The problem that you describe can be related to multiple factors. One of which you discuss which is feed incompatibility. Feedstocks become incompatible when there is a mixture of cracked and paraffinic materials. The mixing of these two materials allows for the saltation, precipitation or dropping out of the asphaltene material. This can also happen when the feedstocks contain a cracked stock and a virgin stock, such as you have referenced above. Once the asphaltenes have precipitated or dropped out, then they lead to accelerated coke formation. This occurs to the unreacted portion of the feedstocks whilst in the bottom of the main fractionator (aka main column).
Additional factors are:
Unvaporized feed , due to the amount of the high boiling fraction. This is especially problematic in units processing heavy/high-boiling point resid feedstocks. One normally examines the boiling-point of the feed and compares it to the regenerator temperature, feed pre-heat temperature and the pressure at the feed injection zone (this is the unit pressure plus the catalyst head of the riser, plus the cyclone P plus the P of the reaction termination device (aka the RTD)). This is analogous to performing a flash calculation for a crude unit. The higher the boiling point, the lower the regenerator temperature, the higher the pressure at the feed injection zone and the lower the feed pre-heat then there is a much higher likelihood of not vaporizing a portion of the feed. This issue tends to manifest itself in coking of the reactor cyclone gas outlet tubes, coking in the reactor overhead transfer line, coking in the reactor overhead line to the main fractionator inlet, and coking within the bottom of the main fractionator.
Also, there is unvaporized feed due to too low of a feed temperature. This prevents proper atomization of the feedstock, especially the heavier/higher boiling fraction. The results are the same as the unvaporized feed in the paragraph above.
Damaged feed injectors or too low of feed atomization/dispersion steam can also lead to poor feed vaporization. Gas oil feedstocks generally require between 1 and 2 wt % of feed atomization/dispersion steam. This amount of steam increases as the feedstock becomes heavier/higher boiling. A target for light resid feeds is 4 wt%, and for really heavy/high boiling feedstocks between 6 and 8 wt% atomization/dispersion steam can be required.
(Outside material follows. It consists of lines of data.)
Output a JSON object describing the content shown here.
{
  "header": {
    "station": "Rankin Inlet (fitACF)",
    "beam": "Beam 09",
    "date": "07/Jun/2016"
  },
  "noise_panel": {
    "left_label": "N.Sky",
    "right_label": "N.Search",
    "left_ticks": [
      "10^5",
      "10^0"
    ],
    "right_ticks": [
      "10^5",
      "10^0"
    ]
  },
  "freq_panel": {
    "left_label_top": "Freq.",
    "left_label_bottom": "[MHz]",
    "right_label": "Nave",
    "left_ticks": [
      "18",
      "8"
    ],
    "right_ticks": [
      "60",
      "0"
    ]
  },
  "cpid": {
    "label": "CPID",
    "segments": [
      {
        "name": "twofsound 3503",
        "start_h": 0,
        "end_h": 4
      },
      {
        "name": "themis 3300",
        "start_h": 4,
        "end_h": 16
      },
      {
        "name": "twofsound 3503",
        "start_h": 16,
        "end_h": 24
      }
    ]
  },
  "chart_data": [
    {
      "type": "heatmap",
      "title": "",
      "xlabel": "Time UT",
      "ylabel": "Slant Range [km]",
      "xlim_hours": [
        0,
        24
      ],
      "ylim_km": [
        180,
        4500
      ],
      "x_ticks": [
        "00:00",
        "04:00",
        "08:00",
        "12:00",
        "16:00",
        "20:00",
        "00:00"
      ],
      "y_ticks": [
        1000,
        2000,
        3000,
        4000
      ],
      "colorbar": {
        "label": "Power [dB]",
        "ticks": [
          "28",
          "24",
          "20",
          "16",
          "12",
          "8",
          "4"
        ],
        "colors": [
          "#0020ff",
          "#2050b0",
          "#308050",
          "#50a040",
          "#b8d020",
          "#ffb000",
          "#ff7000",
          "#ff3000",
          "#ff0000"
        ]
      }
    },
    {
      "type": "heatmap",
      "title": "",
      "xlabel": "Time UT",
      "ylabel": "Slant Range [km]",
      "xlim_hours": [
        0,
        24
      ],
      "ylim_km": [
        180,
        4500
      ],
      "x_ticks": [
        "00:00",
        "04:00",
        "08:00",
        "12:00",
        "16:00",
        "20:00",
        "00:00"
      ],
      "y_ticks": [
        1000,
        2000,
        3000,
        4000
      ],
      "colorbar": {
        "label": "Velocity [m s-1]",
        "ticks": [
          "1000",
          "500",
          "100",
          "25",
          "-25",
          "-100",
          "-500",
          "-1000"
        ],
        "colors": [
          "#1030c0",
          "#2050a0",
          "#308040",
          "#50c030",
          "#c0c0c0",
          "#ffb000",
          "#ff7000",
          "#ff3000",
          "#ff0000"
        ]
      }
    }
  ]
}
There is also an issue with higher conradson carbon residue and low catalyst circulation. However, this usually manifests itself as coking within the feed injector region.
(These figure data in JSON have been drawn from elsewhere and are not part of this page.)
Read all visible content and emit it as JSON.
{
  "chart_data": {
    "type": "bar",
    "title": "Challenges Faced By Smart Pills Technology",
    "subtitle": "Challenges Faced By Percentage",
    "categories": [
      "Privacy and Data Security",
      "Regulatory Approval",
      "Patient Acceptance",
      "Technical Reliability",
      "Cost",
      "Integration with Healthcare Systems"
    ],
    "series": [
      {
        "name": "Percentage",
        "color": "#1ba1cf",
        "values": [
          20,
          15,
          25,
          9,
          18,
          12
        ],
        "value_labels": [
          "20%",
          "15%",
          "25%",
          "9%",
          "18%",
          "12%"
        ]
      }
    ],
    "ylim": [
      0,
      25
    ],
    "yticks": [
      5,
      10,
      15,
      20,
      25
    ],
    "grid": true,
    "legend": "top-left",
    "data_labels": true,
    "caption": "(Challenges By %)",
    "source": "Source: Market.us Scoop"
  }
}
Additionally, the coking within the main fractionator (aka main column) can be impacted by both the temperature within the bottom pool of the main fractionator and the residence time (level and volume) of the main fractionator. Many refiners have found that the temperature of the main fractionator bottom is unit specific. This temperature is impacted by: feed quality, process variables (Cat-to-oil, reactor temperature, riser residence time, atomization/dispersion steam rate, catalyst type), and the volume or residence time of the main fractionator liquid pool. Refiners with good quality gas oil, higher severity operations and small to medium main fractionator bottoms liquid pools can operate the main fractionator with a pool temperature of ~695F (~368C). This pool temperature drops significantly as the variables listed above change. It is not uncommon to find main fraction bottom pool temperatures as low as ~635F (~335C).
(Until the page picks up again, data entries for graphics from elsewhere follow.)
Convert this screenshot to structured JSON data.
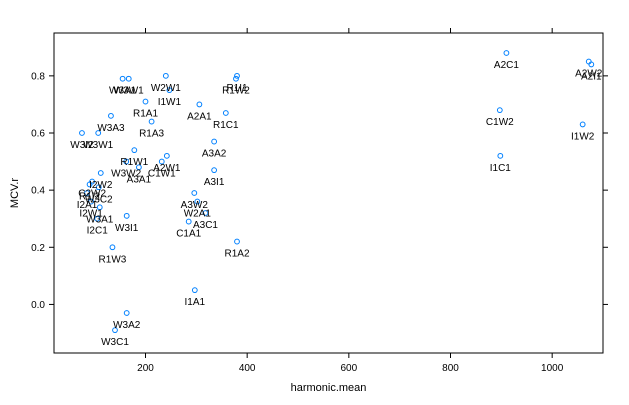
{
  "chart_data": {
    "type": "scatter",
    "title": "",
    "xlabel": "harmonic.mean",
    "ylabel": "MCV.r",
    "xlim": [
      20,
      1100
    ],
    "ylim": [
      -0.17,
      0.95
    ],
    "xticks": [
      200,
      400,
      600,
      800,
      1000
    ],
    "yticks": [
      0.0,
      0.2,
      0.4,
      0.6,
      0.8
    ],
    "ytick_labels": [
      "0.0",
      "0.2",
      "0.4",
      "0.6",
      "0.8"
    ],
    "grid": false,
    "point_color": "#0080ff",
    "points": [
      {
        "label": "A2C1",
        "x": 910,
        "y": 0.88
      },
      {
        "label": "A2W2",
        "x": 1072,
        "y": 0.85
      },
      {
        "label": "A2I1",
        "x": 1077,
        "y": 0.84
      },
      {
        "label": "C1W2",
        "x": 897,
        "y": 0.68
      },
      {
        "label": "I1W2",
        "x": 1060,
        "y": 0.63
      },
      {
        "label": "I1C1",
        "x": 898,
        "y": 0.52
      },
      {
        "label": "W3A1",
        "x": 155,
        "y": 0.79
      },
      {
        "label": "W3W1",
        "x": 167,
        "y": 0.79
      },
      {
        "label": "W2W1",
        "x": 240,
        "y": 0.8
      },
      {
        "label": "I1W1",
        "x": 247,
        "y": 0.75
      },
      {
        "label": "R1W2",
        "x": 378,
        "y": 0.79
      },
      {
        "label": "R1I1",
        "x": 380,
        "y": 0.8
      },
      {
        "label": "R1A1",
        "x": 200,
        "y": 0.71
      },
      {
        "label": "A2A1",
        "x": 306,
        "y": 0.7
      },
      {
        "label": "R1C1",
        "x": 358,
        "y": 0.67
      },
      {
        "label": "W3A3",
        "x": 132,
        "y": 0.66
      },
      {
        "label": "R1A3",
        "x": 212,
        "y": 0.64
      },
      {
        "label": "W3I2",
        "x": 75,
        "y": 0.6
      },
      {
        "label": "W3W1",
        "x": 107,
        "y": 0.6
      },
      {
        "label": "A3A2",
        "x": 335,
        "y": 0.57
      },
      {
        "label": "R1W1",
        "x": 178,
        "y": 0.54
      },
      {
        "label": "W3W2",
        "x": 162,
        "y": 0.5
      },
      {
        "label": "A2W1",
        "x": 242,
        "y": 0.52
      },
      {
        "label": "C1W1",
        "x": 232,
        "y": 0.5
      },
      {
        "label": "A3A1",
        "x": 187,
        "y": 0.48
      },
      {
        "label": "A3I1",
        "x": 335,
        "y": 0.47
      },
      {
        "label": "I2W2",
        "x": 112,
        "y": 0.46
      },
      {
        "label": "C2W2",
        "x": 95,
        "y": 0.43
      },
      {
        "label": "R1I2",
        "x": 90,
        "y": 0.42
      },
      {
        "label": "W3C2",
        "x": 108,
        "y": 0.41
      },
      {
        "label": "A3W2",
        "x": 296,
        "y": 0.39
      },
      {
        "label": "I2A1",
        "x": 85,
        "y": 0.39
      },
      {
        "label": "I2W1",
        "x": 93,
        "y": 0.36
      },
      {
        "label": "W2A1",
        "x": 302,
        "y": 0.36
      },
      {
        "label": "W3A1",
        "x": 110,
        "y": 0.34
      },
      {
        "label": "A3C1",
        "x": 318,
        "y": 0.32
      },
      {
        "label": "W3I1",
        "x": 163,
        "y": 0.31
      },
      {
        "label": "I2C1",
        "x": 105,
        "y": 0.3
      },
      {
        "label": "C1A1",
        "x": 285,
        "y": 0.29
      },
      {
        "label": "R1A2",
        "x": 380,
        "y": 0.22
      },
      {
        "label": "R1W3",
        "x": 135,
        "y": 0.2
      },
      {
        "label": "I1A1",
        "x": 297,
        "y": 0.05
      },
      {
        "label": "W3A2",
        "x": 163,
        "y": -0.03
      },
      {
        "label": "W3C1",
        "x": 140,
        "y": -0.09
      }
    ]
  }
}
Finally, for those refiners who process resid feeds that contains high contaminant metals (for example – Ni, V, Fe), the need to passivate the contaminant metal Nickel (Ni) usually requires the passivation agent Antimony (Sb). If the refinery attempts to deposit the antimony too quickly, it is highly likely that a portion of the antimony will not deposit onto the cracking catalyst but instead be carried into the bottom of the main fractionator with hydrocarbon products and unconverted feed. Once in the main fraction bottom pool, the antimony catalyzes coke formation.